In today’s education system, with classroom sizes increasing, individual students can often be ignored in the crush of trying to get everyone on the same page. For students who may already be ahead of their peers, teachers may not have a plan in place to keep them engaged. Before jumping to the conclusion that your child is just too smart for school, try engaging with them and figuring out how to make the situation better.
First, make sure that your child truly is performing to the best of his or her ability. Just because she’s getting straight A’s in science doesn’t mean that she’s really grasping the material. Sometimes, students claim they’re “bored” in school when they don’t understand what’s going on and feel left behind, and that isn’t always reflected in a GPA. After all, I managed to pull of an A throughout Chemistry without ever really understanding what was going on.
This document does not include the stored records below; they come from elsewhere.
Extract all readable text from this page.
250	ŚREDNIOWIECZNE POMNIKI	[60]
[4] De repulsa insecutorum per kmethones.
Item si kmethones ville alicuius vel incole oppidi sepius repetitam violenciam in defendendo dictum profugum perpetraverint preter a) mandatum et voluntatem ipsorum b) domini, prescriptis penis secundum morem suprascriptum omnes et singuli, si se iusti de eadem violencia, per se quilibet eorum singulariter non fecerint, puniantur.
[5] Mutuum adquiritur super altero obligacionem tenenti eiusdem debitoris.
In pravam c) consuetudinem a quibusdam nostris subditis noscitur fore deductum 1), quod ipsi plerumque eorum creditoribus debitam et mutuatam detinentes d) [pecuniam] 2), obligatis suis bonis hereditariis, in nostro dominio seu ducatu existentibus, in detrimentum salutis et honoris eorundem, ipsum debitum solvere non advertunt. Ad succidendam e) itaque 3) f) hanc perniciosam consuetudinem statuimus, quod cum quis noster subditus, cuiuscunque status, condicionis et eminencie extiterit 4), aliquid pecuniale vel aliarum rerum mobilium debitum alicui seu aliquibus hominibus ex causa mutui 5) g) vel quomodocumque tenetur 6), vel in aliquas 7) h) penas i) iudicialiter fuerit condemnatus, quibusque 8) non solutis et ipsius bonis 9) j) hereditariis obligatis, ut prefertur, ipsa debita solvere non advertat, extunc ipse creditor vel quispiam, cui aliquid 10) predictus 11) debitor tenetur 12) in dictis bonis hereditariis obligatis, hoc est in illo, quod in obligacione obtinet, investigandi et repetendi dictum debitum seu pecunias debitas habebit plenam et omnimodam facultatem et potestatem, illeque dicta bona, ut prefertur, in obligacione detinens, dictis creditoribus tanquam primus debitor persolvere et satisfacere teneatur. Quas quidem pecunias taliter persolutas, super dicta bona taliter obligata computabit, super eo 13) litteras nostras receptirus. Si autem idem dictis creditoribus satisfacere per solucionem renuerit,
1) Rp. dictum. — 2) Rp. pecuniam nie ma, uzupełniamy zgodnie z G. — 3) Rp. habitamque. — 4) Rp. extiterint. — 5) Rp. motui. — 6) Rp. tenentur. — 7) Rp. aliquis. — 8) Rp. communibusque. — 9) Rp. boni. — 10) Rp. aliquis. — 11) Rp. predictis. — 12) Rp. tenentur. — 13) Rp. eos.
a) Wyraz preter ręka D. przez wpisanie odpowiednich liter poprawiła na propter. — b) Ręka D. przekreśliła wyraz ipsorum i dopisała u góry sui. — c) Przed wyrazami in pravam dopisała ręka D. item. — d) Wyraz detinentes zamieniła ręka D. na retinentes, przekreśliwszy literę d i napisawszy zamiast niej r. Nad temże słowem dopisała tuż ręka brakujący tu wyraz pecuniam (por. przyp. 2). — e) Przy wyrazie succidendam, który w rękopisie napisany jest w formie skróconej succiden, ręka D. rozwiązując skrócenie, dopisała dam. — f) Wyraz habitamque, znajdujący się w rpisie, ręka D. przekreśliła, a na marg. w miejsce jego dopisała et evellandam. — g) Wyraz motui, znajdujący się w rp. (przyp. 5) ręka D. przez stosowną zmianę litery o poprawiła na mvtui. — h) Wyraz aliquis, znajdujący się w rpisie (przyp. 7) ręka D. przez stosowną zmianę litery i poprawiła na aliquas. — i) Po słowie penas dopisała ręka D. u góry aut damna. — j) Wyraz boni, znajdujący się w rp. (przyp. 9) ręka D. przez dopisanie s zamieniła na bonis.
If your child truly is bored in school, try providing “extra” education at home. Hire a tutor, enroll them in an educational camp for a topic they’re interested in (check out your local museum, zoo, or university for some great opportunities), go on educational family trips and put the focus on learning…the opportunities are endless. Don’t let learning stop in the classroom, and let your child see the connections what they learn in school can have with the real world.
Have your child take advantage of extra periods to stay after with a teacher to get some extra attention. A lot of teachers will appreciate the display of enthusiasm for their subject, and your child can benefit greatly. If the school has a club centered around a subject area (Physics Club, Drama Club, etc.), then encourage your child to participate!
Another option is to get your child involved in a school’s peer tutoring program. The best way to truly learn something is to teach it, and peer tutoring can also look great on a college application! If your child’s school doesn’t already have a peer tutoring program in place, have your child spearhead the effort to start one! The guidance office might be a good place to start, or if your child has a particular subject area in mind he can approach a teacher in that department.
The bottom line is if your child is bored or not feeling the energy about going to school you need to do something. The problem usually leads a smart student to falter and next thing you know the great grades they used to have become failing grades. What are some other tips you have for keeping smart children engaged in school?